In a closing address filed at the Supreme Court, President Akufo-Addo’s legal team argued that the testimonies by Mr Mahama’s witnesses demonstrate clearly that the President won the polls.
The team further argued that the admissions made by Mr Asiedu Nketiah during cross examination shows the petitioner “has made much ado about nothing of the fact that in announcing the total valid votes cast, the Chairperson of the EC stated a wrong figure of 13.4 million.”
“This petition is an industry in futility. It has been designed, built, and furnished with lazy labour of facts and evidence that seek to attack the electoral choices of the people of Ghana,” the President’s legal team said.
President Akufo-Addo’s lawyers further argued that the petition discloses no cause of action because it does not meet the criteria for a presidential election petition, as stipulated in Article 64(1) of the 1992 Constitution.
The lawyers maintain that former President Mahama was not contesting the validity or the propriety of the conduct of the election, but rather the declaration by Chairperson of the EC, Mrs Jean Adukwei Mensa.

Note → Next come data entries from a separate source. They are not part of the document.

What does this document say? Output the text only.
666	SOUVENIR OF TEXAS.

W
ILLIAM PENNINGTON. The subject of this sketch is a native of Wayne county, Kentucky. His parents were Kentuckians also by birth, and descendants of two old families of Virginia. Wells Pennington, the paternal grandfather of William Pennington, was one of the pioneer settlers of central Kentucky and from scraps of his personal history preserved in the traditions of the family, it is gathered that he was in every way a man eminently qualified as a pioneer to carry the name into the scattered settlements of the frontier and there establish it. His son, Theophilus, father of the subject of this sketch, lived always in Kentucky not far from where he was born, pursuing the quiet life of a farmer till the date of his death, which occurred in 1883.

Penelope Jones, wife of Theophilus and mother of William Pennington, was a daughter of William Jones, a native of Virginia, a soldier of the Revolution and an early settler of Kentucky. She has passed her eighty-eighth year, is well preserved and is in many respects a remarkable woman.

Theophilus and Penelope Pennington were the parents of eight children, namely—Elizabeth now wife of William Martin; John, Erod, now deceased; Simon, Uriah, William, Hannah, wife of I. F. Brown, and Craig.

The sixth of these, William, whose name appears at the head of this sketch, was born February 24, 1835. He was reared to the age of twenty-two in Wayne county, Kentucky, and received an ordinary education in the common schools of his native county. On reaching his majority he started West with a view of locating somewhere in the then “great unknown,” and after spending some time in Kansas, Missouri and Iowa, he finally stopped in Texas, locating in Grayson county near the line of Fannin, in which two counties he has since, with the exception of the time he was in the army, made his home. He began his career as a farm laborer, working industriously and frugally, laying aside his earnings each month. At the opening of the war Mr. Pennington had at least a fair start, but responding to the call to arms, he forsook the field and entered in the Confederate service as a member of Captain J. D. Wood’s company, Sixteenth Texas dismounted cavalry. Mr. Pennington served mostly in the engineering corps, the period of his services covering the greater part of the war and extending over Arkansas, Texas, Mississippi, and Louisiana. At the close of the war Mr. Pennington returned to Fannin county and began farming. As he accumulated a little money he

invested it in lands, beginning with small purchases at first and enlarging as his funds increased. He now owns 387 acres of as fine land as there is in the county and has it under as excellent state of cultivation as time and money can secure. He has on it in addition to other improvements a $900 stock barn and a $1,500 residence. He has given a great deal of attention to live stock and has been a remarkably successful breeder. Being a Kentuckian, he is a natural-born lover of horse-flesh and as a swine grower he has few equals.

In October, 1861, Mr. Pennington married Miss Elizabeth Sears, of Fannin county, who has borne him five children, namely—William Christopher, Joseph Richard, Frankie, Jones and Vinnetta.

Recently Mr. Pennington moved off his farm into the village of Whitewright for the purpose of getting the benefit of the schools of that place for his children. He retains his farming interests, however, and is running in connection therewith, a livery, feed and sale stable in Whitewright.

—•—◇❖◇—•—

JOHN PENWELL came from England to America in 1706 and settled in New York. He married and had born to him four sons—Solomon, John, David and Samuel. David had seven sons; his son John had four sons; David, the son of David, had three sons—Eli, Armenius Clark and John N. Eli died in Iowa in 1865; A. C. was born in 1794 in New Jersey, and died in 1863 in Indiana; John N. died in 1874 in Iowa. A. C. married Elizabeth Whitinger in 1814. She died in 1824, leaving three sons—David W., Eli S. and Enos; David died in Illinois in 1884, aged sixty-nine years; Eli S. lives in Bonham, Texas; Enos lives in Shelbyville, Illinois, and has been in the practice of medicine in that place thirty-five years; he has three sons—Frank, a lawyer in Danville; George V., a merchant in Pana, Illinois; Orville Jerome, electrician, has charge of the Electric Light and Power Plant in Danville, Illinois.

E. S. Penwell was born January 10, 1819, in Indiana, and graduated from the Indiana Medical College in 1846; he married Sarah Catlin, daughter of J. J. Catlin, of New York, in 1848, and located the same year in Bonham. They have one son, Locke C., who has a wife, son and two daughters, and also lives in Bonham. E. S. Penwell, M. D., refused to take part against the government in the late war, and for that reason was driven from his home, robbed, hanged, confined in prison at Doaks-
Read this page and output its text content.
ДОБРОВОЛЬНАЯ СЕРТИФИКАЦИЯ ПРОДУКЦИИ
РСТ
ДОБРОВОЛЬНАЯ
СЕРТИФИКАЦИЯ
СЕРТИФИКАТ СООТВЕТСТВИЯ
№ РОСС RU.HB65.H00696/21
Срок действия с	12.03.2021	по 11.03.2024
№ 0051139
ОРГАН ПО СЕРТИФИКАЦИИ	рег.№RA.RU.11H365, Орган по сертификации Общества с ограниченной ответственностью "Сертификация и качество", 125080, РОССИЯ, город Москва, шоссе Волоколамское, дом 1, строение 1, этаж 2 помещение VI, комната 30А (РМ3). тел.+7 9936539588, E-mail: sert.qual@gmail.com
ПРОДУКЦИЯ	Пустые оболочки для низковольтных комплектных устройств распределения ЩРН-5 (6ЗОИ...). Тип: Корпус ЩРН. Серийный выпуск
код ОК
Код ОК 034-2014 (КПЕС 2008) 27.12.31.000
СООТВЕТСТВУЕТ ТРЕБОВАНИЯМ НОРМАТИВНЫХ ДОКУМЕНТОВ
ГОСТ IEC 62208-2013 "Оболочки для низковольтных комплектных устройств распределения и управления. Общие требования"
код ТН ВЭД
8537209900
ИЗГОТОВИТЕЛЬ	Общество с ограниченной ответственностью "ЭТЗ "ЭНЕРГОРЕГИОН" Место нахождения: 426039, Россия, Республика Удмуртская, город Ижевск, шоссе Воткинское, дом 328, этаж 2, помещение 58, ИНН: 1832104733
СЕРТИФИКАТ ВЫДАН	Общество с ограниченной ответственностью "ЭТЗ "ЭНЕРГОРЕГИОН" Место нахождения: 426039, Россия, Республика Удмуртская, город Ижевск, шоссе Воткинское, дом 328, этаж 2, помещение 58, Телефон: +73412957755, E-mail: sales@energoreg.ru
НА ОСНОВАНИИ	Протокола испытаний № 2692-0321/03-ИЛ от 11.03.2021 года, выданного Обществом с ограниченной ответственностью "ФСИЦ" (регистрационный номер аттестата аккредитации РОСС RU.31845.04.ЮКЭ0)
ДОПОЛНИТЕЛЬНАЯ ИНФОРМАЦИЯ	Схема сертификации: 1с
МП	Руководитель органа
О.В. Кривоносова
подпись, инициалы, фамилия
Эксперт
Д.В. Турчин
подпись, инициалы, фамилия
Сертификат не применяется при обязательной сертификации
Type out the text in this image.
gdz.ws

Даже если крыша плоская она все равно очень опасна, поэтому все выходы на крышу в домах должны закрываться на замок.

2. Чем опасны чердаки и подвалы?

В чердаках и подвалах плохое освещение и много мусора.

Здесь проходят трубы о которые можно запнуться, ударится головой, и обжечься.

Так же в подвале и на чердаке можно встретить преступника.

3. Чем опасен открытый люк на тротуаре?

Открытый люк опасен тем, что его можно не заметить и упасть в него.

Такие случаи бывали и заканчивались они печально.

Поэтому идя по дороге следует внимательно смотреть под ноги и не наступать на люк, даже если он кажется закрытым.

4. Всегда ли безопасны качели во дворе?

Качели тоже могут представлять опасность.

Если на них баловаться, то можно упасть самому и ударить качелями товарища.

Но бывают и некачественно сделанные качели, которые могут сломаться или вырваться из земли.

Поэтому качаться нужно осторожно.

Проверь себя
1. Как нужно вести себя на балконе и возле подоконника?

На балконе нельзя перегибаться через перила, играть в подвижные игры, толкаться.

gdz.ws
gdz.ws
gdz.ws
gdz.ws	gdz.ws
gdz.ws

They add that even if the declaration by the Chairperson of the EC was wrong, as the petitioner alleges, it did not mean that President Akufo-Addo was not validly elected.
President Akufo-Addo’s legal team further urged the court to dismiss the petitioner’s claim that no candidate obtained more than 50 per cent of the total valid votes cast as stipulated by the constitution.
“Strangely, petitioner has refused to produce any contrary data but has rather sought to rely on those of 1st respondent (EC),” the team said.
Meanwhile, President Mahama’s legal team insist that they have proven their case and should therefore be declared victor in the petition and their reliefs sought should be upheld.
In their written address, lawyers for Mr Mahama argue that the evidence on record, including the EC’s own declaration on December 9, clearly show that no candidate obtained more than 50 per cent of the valid votes cast to be declared President-elect, as prescribed by Article 63 (3) of the 1992 Constitution.
The address, signed by Mr Tony Lithur, one of the lawyers of the petitioner, invited the court to take notice of the refusal of the EC to put forward its Chairperson to testify.
According to the petitioner, after presenting his case, the burden was now on the EC to show that Mrs Mensa indeed “inadvertently” made errors in her declaration, and whether the subsequent corrections were based on correct figures as required by law.
“1st respondent (EC), by not calling evidence, did not even begin to discharge that burden,” the written submission said.
Mr Mahama’s team argued that the failure of the EC to admit or rebut the facts within 14 days as required by law means the facts had been admitted.
An admission of these facts, they argue, means President Akufo-Addo did not obtain more than 50 per cent of the votes cast.
They added that the EC’s lawyers failed to provide evidence to contradict the testimony by the NDC General Secretary, Johnson Asiedu Nketia, that an addition of the percentage of votes the EC Chairperson announced as obtained by each candidate comes to 100.3 per cent, which is a “mathematical and statistical impossibility”.
They therefore insist that no candidate had more than 50 per cent, and the court must therefore call for re-run of the election.